Warung Bebas

Friday, January 7, 2011

Olfactory fatigue

Recently I've started to feel ever so slightly panicky. I've been suffering from a lot of colds and sinus infections over the last 12 months, with numerous stuffy and blocked noses. It's worse in winter, but even this summer it started affecting me. I often wake up in the night with a blocked nose, seemingly for no reason at all.

Type any of these symptoms into that wonder of the modern world, our friend and mentor Google, and you will find afflictions ranging from dust mite allergies to bent septums. I don't really know what I've got, but if this doesn't improve this summer I'm going to a proper doctor...

I'm not looking for sympathy, mind you. However, as an avid perfume nut, as you might appreciate, a sense of smell is quite essential to the whole process of appreciating perfume. Otherwise it defeats the objective, right? I've recently noticed that it seems to take a lot more effort on my part to smell perfumes. A lot of them seem quite slight to me. Now, I'm quite worried that this is more down to my olfactory ailments rather than the perfumes themselves.

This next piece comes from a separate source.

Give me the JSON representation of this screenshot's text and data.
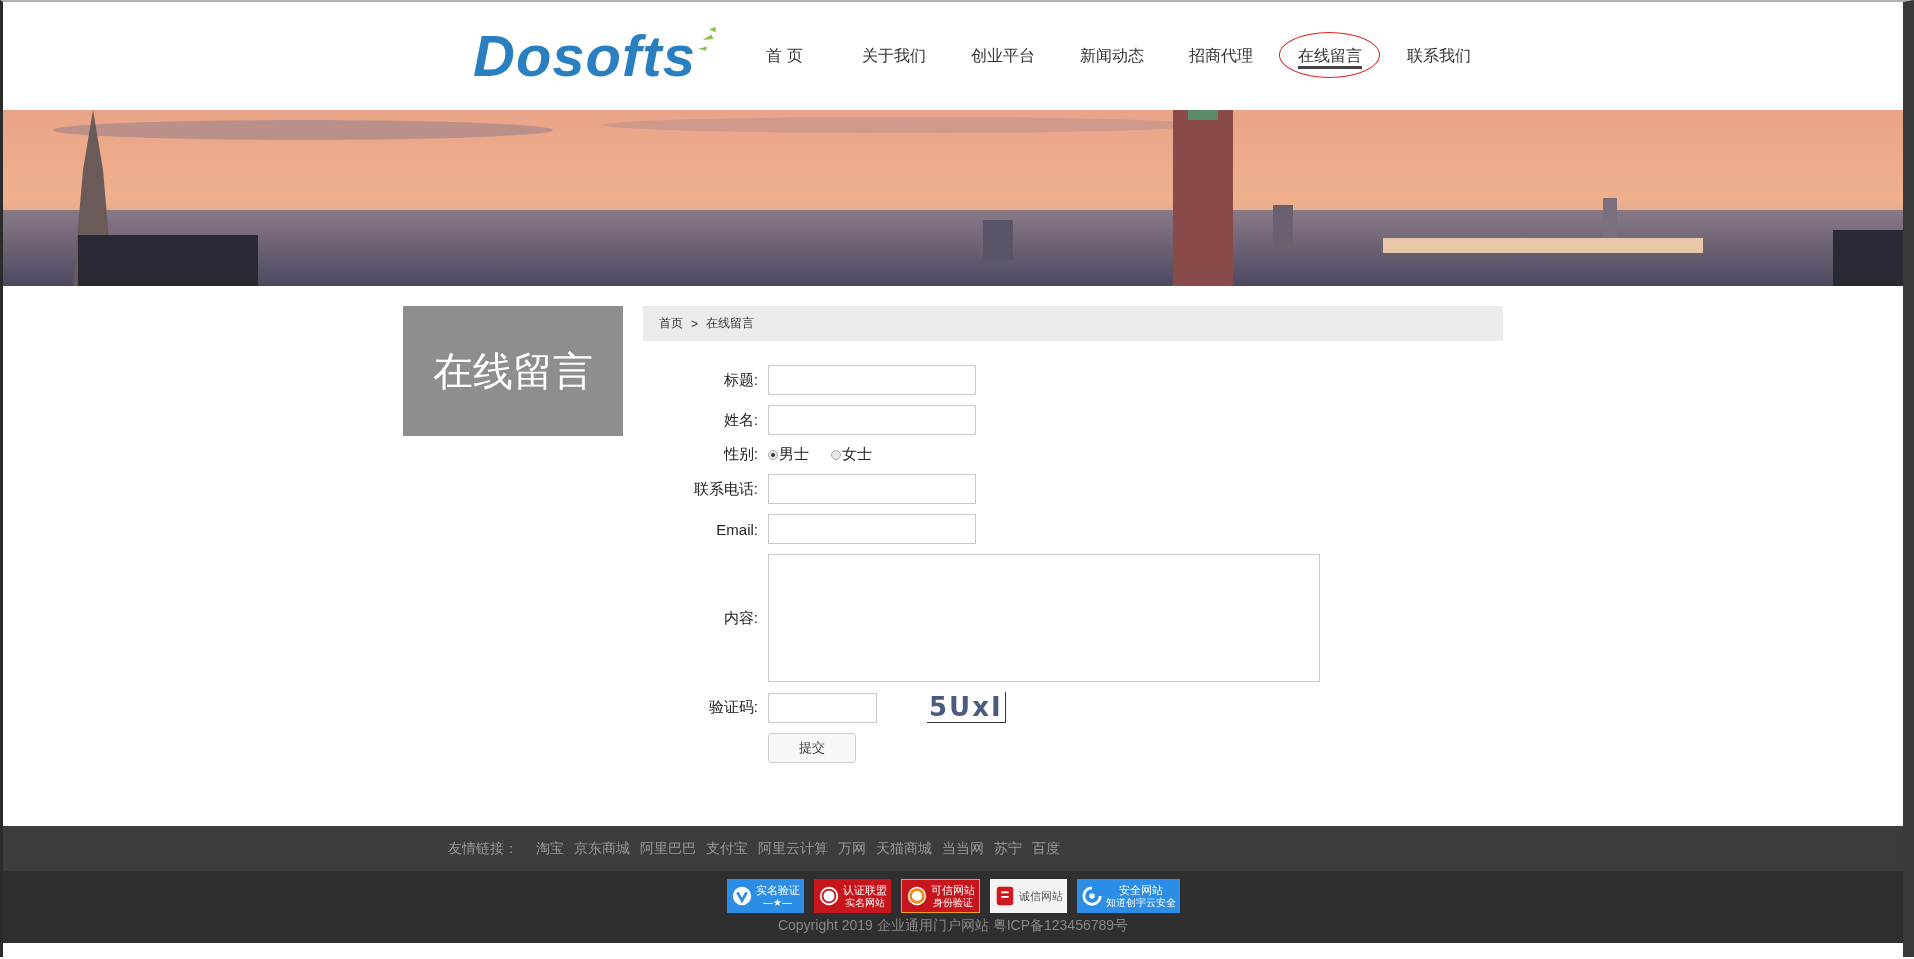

I read a post earlier today, and it is really bugging me, because I can't remember whose it was, that mentioned how the writer wasn't sure if she had got to the stage where she has tried so many different perfumes that hardly any new releases excite her, because she had smelled it all, or if it was down to the possibility that so many new releases are actually unremarkable. As I wear and sample more and more styles of perfume, I wonder the same thing too. Don't get me wrong - I still love perfume and don't feel jaded, yet, but I do find that it takes a lot more to really move me. Is this like the drug addict, who needs more and more of the good stuff to get the same high? I don't know! Another thought crossed my mind - how much of this feeling could be credited to my sinus and other nasal afflictions? Could I reach the point where I can hardly smell at all, cursing the latest weak, pissy release, whereas in reality I am overwhelming all and sundry with my grotesque and choking sillage? I hope to goodness this is not the case!